Joan mengecam keras pelaksanaan eksekusi yang dilakukan padahal proses hukum di tingkat banding belum memiliki kekuatan hukum tetap. “Bagaimana bisa ada eksekusi sementara proses hukum masih berjalan? Ini jelas melanggar prinsip due process of law,” tegasnya.
Tak hanya soal hukum, Joan juga menyoroti tindakan represif yang dialaminya saat eksekusi berlangsung. “Saya mengalami luka pendarahan di tangan karena ditarik oleh oknum polisi yang diduga berasal dari Polrestabes Surabaya,” ujarnya dengan suara bergetar.
Hingga berita ini diturunkan, pihak penggugat Lie Mie Ling belum memberikan pernyataan resmi menanggapi protes keras dari Joan.
Eksekusi terhadap bangunan cagar budaya ini memicu kekhawatiran luas dari masyarakat dan pemerhati warisan sejarah. Gedung IMKA-YMCA dikenal sebagai salah satu aset arsitektur bersejarah di Surabaya yang memiliki nilai kultural tinggi.

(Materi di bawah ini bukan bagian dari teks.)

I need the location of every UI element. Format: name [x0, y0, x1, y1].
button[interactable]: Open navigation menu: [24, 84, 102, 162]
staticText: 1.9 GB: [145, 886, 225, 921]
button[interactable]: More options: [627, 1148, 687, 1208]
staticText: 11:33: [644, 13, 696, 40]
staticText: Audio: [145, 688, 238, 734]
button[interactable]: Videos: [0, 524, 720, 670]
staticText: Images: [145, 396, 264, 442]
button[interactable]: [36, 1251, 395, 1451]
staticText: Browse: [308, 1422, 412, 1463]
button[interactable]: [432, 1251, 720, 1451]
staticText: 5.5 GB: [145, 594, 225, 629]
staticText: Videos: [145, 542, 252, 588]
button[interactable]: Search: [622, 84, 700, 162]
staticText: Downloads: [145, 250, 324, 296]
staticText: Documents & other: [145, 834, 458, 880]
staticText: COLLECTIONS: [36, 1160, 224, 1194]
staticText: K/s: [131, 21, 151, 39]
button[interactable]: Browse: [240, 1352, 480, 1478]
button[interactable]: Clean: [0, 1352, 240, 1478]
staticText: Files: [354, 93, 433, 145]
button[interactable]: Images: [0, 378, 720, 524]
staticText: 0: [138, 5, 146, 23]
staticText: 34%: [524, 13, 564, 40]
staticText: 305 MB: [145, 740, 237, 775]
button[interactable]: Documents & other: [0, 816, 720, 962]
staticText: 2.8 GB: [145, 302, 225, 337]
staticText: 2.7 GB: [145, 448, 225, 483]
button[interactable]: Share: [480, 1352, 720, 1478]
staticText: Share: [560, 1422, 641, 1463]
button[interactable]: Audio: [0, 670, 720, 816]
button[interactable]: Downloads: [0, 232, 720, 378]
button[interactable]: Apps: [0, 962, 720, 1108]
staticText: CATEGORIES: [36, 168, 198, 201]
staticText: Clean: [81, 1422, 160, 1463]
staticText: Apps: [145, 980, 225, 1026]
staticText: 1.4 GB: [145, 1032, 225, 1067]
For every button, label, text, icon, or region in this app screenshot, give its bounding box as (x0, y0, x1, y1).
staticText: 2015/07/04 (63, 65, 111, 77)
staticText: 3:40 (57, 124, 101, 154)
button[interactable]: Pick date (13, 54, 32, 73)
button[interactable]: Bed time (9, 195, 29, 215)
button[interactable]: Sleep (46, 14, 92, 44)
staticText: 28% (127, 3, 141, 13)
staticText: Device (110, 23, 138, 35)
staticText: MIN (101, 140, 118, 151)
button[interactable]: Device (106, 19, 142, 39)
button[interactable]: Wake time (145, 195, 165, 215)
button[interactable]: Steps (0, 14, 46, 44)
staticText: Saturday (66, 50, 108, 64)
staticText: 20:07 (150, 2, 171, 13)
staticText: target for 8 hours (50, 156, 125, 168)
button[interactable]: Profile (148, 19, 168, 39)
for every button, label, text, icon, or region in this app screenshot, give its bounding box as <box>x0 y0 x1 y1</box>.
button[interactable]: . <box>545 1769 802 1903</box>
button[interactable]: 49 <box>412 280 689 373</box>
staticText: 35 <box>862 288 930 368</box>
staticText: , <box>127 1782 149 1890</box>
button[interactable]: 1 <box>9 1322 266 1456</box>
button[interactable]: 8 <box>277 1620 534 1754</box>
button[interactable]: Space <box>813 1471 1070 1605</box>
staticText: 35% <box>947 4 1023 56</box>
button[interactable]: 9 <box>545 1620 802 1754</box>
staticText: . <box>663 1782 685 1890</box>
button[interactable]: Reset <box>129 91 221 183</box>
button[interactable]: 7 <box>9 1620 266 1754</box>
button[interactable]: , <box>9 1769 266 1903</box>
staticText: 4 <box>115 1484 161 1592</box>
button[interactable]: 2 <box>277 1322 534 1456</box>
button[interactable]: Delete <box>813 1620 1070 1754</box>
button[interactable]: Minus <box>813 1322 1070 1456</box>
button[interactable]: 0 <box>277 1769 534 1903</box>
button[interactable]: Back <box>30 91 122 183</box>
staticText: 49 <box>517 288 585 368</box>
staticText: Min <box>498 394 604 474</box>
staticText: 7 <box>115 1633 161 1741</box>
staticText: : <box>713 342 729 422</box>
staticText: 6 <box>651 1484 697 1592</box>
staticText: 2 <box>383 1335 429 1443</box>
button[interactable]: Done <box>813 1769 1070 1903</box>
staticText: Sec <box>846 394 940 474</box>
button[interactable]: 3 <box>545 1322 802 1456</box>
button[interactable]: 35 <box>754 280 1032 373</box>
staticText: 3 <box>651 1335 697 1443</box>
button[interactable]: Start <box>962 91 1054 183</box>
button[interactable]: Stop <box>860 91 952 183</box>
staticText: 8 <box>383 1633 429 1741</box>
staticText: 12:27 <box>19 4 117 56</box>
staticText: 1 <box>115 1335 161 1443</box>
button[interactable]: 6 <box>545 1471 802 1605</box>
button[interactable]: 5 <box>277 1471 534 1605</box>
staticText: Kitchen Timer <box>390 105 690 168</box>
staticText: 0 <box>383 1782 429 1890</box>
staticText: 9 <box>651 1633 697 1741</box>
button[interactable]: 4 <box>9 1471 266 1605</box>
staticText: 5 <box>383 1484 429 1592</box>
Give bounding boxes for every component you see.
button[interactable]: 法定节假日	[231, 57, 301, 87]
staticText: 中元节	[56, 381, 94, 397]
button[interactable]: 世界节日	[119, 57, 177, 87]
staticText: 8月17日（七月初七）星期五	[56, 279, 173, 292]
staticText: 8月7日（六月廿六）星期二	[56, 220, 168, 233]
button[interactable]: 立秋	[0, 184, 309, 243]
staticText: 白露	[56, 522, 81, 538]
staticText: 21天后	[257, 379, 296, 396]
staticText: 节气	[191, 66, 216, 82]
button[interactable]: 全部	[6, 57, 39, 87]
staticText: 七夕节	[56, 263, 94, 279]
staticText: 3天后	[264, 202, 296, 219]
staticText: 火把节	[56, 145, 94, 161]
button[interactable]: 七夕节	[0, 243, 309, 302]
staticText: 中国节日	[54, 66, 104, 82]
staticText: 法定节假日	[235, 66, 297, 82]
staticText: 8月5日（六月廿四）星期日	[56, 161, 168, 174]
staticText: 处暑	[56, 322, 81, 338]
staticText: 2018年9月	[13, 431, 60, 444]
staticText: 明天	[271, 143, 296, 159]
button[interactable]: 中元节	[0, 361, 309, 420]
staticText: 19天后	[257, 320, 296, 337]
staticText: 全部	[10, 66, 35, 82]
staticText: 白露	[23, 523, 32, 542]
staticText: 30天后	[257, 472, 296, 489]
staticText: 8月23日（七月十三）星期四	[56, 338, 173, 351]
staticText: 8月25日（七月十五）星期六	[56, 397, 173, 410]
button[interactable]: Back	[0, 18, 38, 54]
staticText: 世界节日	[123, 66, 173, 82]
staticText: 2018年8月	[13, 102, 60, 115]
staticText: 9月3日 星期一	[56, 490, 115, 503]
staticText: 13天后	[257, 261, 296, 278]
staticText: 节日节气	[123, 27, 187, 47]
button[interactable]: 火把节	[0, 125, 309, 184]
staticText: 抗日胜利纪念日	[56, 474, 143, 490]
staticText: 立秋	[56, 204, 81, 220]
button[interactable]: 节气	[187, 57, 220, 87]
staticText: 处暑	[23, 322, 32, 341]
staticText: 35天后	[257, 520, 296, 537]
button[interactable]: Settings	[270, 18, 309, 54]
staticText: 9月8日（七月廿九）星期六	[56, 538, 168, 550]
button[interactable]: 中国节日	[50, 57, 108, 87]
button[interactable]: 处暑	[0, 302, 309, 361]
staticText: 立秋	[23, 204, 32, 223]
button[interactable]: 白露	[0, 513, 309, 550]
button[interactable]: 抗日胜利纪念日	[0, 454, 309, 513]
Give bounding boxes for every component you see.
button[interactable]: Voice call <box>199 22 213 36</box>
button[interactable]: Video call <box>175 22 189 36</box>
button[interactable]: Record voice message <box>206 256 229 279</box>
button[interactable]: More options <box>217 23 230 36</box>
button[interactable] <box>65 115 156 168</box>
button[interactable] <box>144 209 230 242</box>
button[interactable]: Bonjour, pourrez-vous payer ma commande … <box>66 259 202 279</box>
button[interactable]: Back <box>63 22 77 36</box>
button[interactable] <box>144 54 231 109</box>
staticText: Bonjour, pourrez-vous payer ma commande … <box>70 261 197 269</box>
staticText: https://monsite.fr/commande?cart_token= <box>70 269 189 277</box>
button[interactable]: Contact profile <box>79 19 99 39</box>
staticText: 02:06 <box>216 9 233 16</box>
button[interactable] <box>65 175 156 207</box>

Kasus ini menyoroti perlunya transparansi dalam proses eksekusi pengadilan serta perlindungan yang lebih kuat terhadap bangunan cagar budaya. Pihak berwenang, termasuk Pengadilan Negeri Surabaya dan aparat kepolisian, diharapkan segera memberikan penjelasan resmi terkait dasar hukum dan kronologi eksekusi agar publik tidak dibiarkan bertanya-tanya. (Rip)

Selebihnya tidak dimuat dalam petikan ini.